Property match: Camden mews house WLTM couple or small family, fond of maximalism and vintage finds
PUBLISHED: 10:04 06 May 2016 | UPDATED: 17:11 06 May 2016
Take one Camden mews house, add a celebrity stylist, a creative director and a collector’s instincts then throw a baby into the mix and you get a fabulously unique home, bursting at the seams and ready to welcome its next inhabitants.
For celebrity stylist and costume designer Kate Halfpenny, building up a collection of fabulous pieces goes with the job. How could north Londoners like Kate Moss and Daisy Lowe as well as international stars Rihanna and Cate Blanchett rock a red carpet if it weren’t for her magpie-like eye for a vintage showstopper, not to mention Mylene Klass’s north London abode, which has also been given the Halfpenny treatment?
For women of a certain age that eye is best known for its retro-infused, laid-back take on the wedding dress, which anyone who’s stopped by her appointment-free, fee-free, airs-and-graces-free bridal boutique knows and loves (so speaks a serial bridesmaid).
But it’s that collection that has seen Halfpenny and her husband, James, a creative director at an east London agency, outgrow their three-bedroom mews house in Camden, on the market for £1,350,000, and is sending them to a bigger space in Hackney where the prints and paintings will have space to breath – and multiply.
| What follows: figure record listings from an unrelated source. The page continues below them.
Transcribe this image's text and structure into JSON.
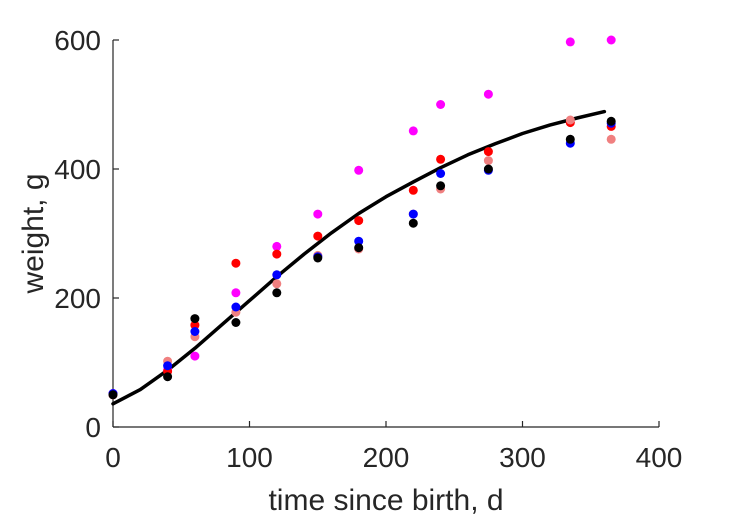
{
  "chart_data": {
    "type": "scatter",
    "title": "",
    "xlabel": "time since birth, d",
    "ylabel": "weight, g",
    "xlim": [
      0,
      400
    ],
    "ylim": [
      0,
      600
    ],
    "xticks": [
      0,
      100,
      200,
      300,
      400
    ],
    "yticks": [
      0,
      200,
      400,
      600
    ],
    "grid": false,
    "series": [
      {
        "color": "#ff00ff",
        "x": [
          0,
          40,
          60,
          90,
          120,
          150,
          180,
          220,
          240,
          275,
          335,
          365
        ],
        "y": [
          52,
          88,
          110,
          208,
          280,
          330,
          398,
          459,
          500,
          516,
          597,
          600
        ]
      },
      {
        "color": "#ff0000",
        "x": [
          0,
          40,
          60,
          90,
          120,
          150,
          180,
          220,
          240,
          275,
          335,
          365
        ],
        "y": [
          50,
          86,
          158,
          254,
          268,
          296,
          320,
          367,
          415,
          427,
          472,
          466
        ]
      },
      {
        "color": "#f08080",
        "x": [
          0,
          40,
          60,
          90,
          120,
          150,
          180,
          220,
          240,
          275,
          335,
          365
        ],
        "y": [
          50,
          102,
          140,
          178,
          222,
          266,
          276,
          330,
          369,
          413,
          476,
          446
        ]
      },
      {
        "color": "#0000ff",
        "x": [
          0,
          40,
          60,
          90,
          120,
          150,
          180,
          220,
          240,
          275,
          335,
          365
        ],
        "y": [
          52,
          95,
          148,
          186,
          236,
          264,
          288,
          330,
          393,
          398,
          440,
          471
        ]
      },
      {
        "color": "#000000",
        "x": [
          0,
          40,
          60,
          90,
          120,
          150,
          180,
          220,
          240,
          275,
          335,
          365
        ],
        "y": [
          50,
          78,
          168,
          162,
          208,
          262,
          278,
          316,
          374,
          400,
          446,
          474
        ]
      }
    ],
    "fit": {
      "color": "#000000",
      "x": [
        0,
        20,
        40,
        60,
        80,
        100,
        120,
        140,
        160,
        180,
        200,
        220,
        240,
        260,
        280,
        300,
        320,
        340,
        360
      ],
      "y": [
        36,
        58,
        88,
        122,
        159,
        196,
        233,
        268,
        301,
        331,
        357,
        380,
        402,
        422,
        439,
        455,
        468,
        479,
        489
      ]
    }
  }
}
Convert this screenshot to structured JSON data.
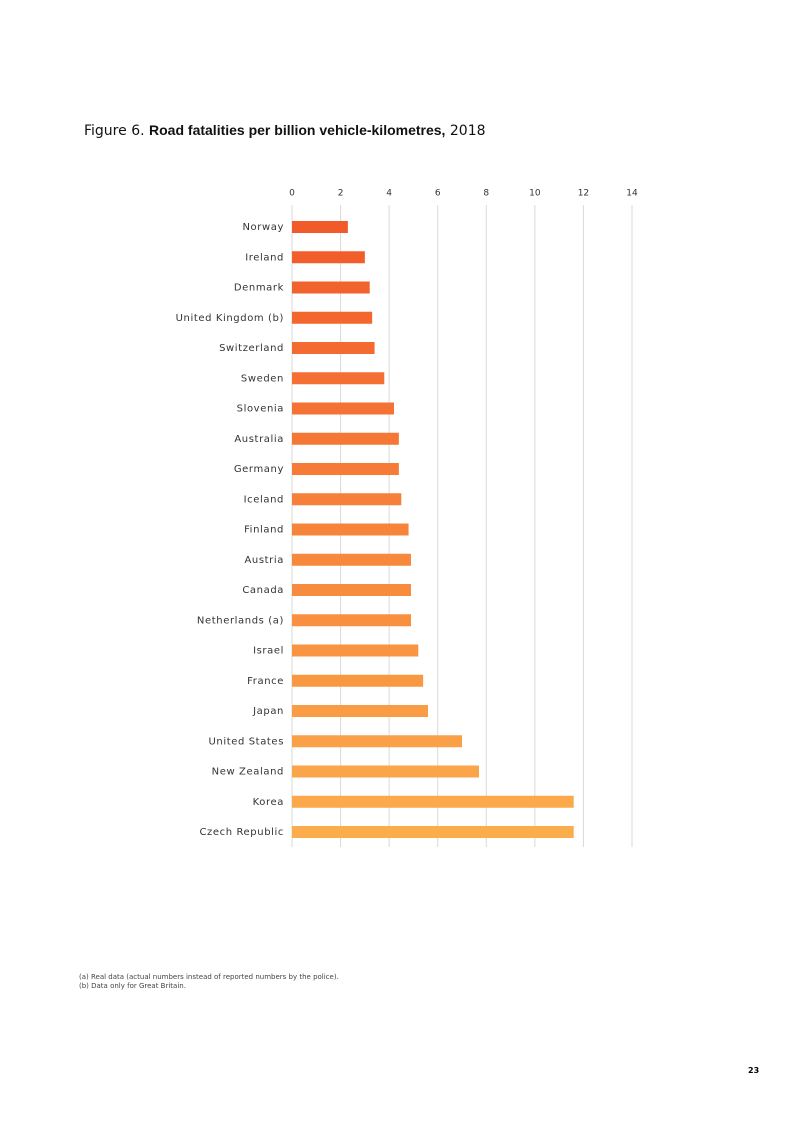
{
  "header": {
    "figure_label": "Figure 6.",
    "title": "Road fatalities per billion vehicle-kilometres,",
    "year": "2018"
  },
  "chart_data": {
    "type": "bar",
    "orientation": "horizontal",
    "categories": [
      "Norway",
      "Ireland",
      "Denmark",
      "United Kingdom (b)",
      "Switzerland",
      "Sweden",
      "Slovenia",
      "Australia",
      "Germany",
      "Iceland",
      "Finland",
      "Austria",
      "Canada",
      "Netherlands (a)",
      "Israel",
      "France",
      "Japan",
      "United States",
      "New Zealand",
      "Korea",
      "Czech Republic"
    ],
    "values": [
      2.3,
      3.0,
      3.2,
      3.3,
      3.4,
      3.8,
      4.2,
      4.4,
      4.4,
      4.5,
      4.8,
      4.9,
      4.9,
      4.9,
      5.2,
      5.4,
      5.6,
      7.0,
      7.7,
      11.6,
      11.6
    ],
    "color_range": [
      "#f15a29",
      "#fbad4c"
    ],
    "xlim": [
      0,
      14
    ],
    "xticks": [
      0,
      2,
      4,
      6,
      8,
      10,
      12,
      14
    ],
    "grid": true
  },
  "footnotes": [
    "(a) Real data (actual numbers instead of reported numbers by the police).",
    "(b) Data only for Great Britain."
  ],
  "page_number": "23"
}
“I’m selling the house with gritted teeth but I know somebody will fall in love with it and it’ll be a perfect home for them,” says Halfpenny. “We’ve got a huge and growing collection of furniture and art. We’ve run out of wall space, we’ve got a whole set of prints that we’ve got at the framers and we haven’t got anywhere to put it, as you can see.”
It’s true that pictures line the walls of the former printers’ premises, which Halfpenny gutted and renovated when the couple moved in seven years ago, replacing the 1980s pine-and-glass look with wooden floorboards, exposing the original concrete floor and installing large windows.
Fabulous one-off vintage furniture and antique objets fill the rest of the space, while overspill heads down to the couples’ beach house in the London thrifters’ favourite holiday spot.
“We have a house in Whitstable and there’s amazing antiques shops down there and in Margate. Anything that doesn’t fit in here just goes down there.”
There’s not a scrap of IKEA in the house, Halfpenny says, which comes as little surprise since the property is the polar opposite of the Swedish monolith’s disposable, anonymous basics ethos.
Whereas in many relationships one partner holds the worst excesses of the other in check when it comes to home décor, spending or collecting, Halfpenny and her husband clearly share an aesthetic, which developed before they were even a couple and revealed itself in a strange twist of fate.
“Before we ever got together, James saw the huge set of drawers that we have behind the sofa in the living room in a shop and went home to measure up his space to see if they’d fit. He called them back from home and said he’d like to take them but the shop had already sold them – to me. Now they’re our shared drawers.”
Compounding the effect is the addition to the family eight months ago of baby Sylvester, who has come with his own growing portfolio of stuff.
“We always swore we’d never sell this house but we decided we had to grow up. We considered staying put and putting a glass box on the top like some of the neighbours have done but it wasn’t the long term solution.
“The house does work for a small family – it’s a three-double bedroom house – just not for the way we live. It’s not really the baby’s fault. He’s just compounded the fact that we’re collectors.”